The establishment of this type of prosthesis of resurfacing requires
a very precise rigorous technique. Thus, the positioning of the
femoral piece must be perfect under penalty of involving a fracture
of the femoral collar!!! It is thus necessary that the surgeon is
ground perfectly with this type of prosthesis. It is envisaged
besides by the authorities of the ministry for the Health which the
prostheses of resurfacing is only established by surgeons having
followed an intensive formation near a recognized team.

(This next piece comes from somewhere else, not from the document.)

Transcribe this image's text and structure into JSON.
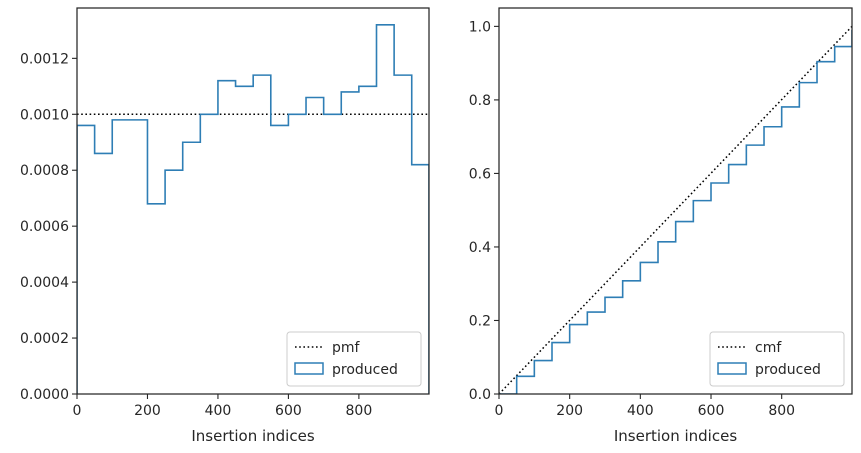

Establishment of this type of arthroplastie in our service in 2006,
and it intensified under the impulse of Doctor Julien Girard who
profited from a training specialized within the Canadian team of
Montreal (Drs Mr. Lavigne, AG. Roy and Pa. Vendittoli) at the
Maisonneuve-Rosemont hospital. Thus since the beginning of the year
2006, the prosthesis installation of of resurfacing began within our
institution with very encouraging results.
What is important to understand it is that this type of surgery
comprises many advantages:
1.Conservation of the bone of the femur
2.Risque of luxation of the prosthesis practically no one
3.Sensation of not operated hip
4.Possibility of resumption of the physical-activities and sporting
5.Schéma of walk not modified
6.If a reintervention is necessary, it is largely facilitated!!!
7.Hospitalisation without need for center of rehabilitation.